Syria rebels keep up offensive on Aleppo
Syrian insurgents have kept up their shelling of government-controlled areas of Aleppo, killing at least seven people, including three children, state TV reported.
They pushed their way with car bombs and tanks into new territory in the western part of the city with the Syrian government claiming the opposition fighters used toxic gas.
The attacks raised the death toll in the three-day old offensive to at least 41 civilians, including 16 children, according to the Britain-based Syrian Observatory for Human Rights.
United Nations Envoy for Syria Staffan de Mistura said he was "appalled and shocked by the high number of rockets indiscriminately launched" on civilian suburbs of government-held Aleppo.

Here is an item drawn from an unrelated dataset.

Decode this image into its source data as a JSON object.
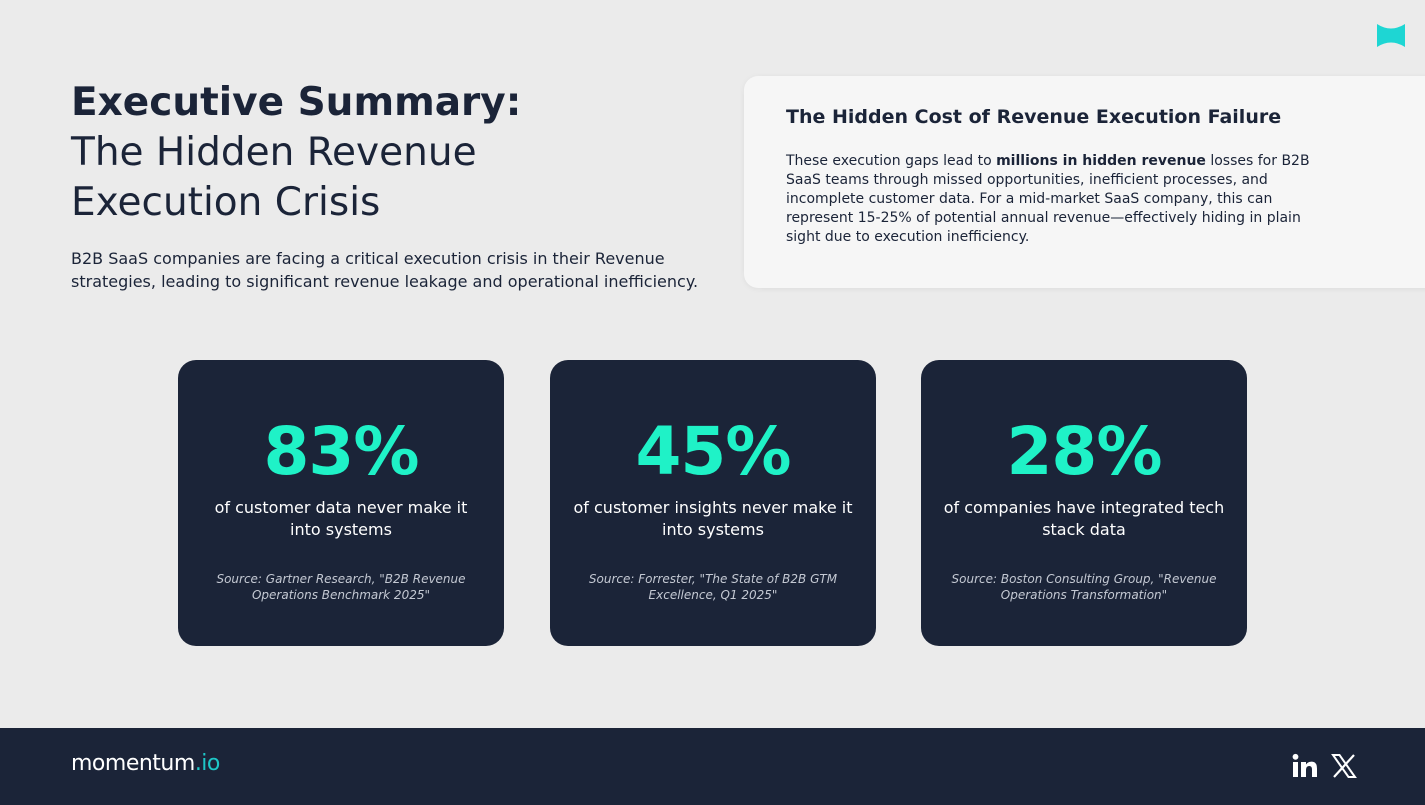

"Those who argue that this is meant to relieve the siege of eastern Aleppo should be reminded that nothing justifies the use of disproportionate and indiscriminate weapons, including heavy ones, on civilian areas and it could amount to war crimes," Mr De Mistura said.
Sunday's shelling came on the third day of the insurgent offensive that aims to breach a government siege on Aleppo's rebel-held eastern districts, apparently aiming to push out government troops from frontline areas.
A tight siege has been in place since July, trapping nearly 275,000 civilians in eastern rebel-held Aleppo. The dividing lines between government-held and rebel-controlled Aleppo are often streets lined with deserted buildings or extended plastic sheets to mark rival turfs.
Russia and the Syrian government have halted their airstrikes on the eastern rebel-held part of Aleppo since last week to allow for evacuation of wounded and civilians. But no evacuation took place and efforts to allow medical and food supplies into the besieged area also faltered. Meanwhile, pro-government troops kept up a ground offensive against rebel-held areas.
Ibrahim al-Haj, a member of the first responders team, the Syrian Civil Defence that operates in rebel-held Aleppo, said government artillery shelling killed three people and wounded seven on Sunday.
The cycle of violence in the contested city has only escalated after US-Russia efforts failed to secure an internationally monitored ceasefire.
"The civilians of both sides of Aleppo have suffered enough due to futile but lethal attempts of subduing the city of Aleppo," Mr De Mistura said. "They now need and deserve a stable ceasefire covering this ancient city of Syria."
Opposition fighters also advanced into the frontline district of al-Hamadaniyeh where Syrian state news agency SANA said 48 people were later treated for breathing difficulties. Rebels denied using chemcial weapons.
A Syrian military official said the government was reinforcing its positions in and around the city to repel rebel advances.
The Observatory director Rami Abdurrahman said about 1,000 government artillery troops arrived in Aleppo from central Syria on Saturday to take part in the counter offensive.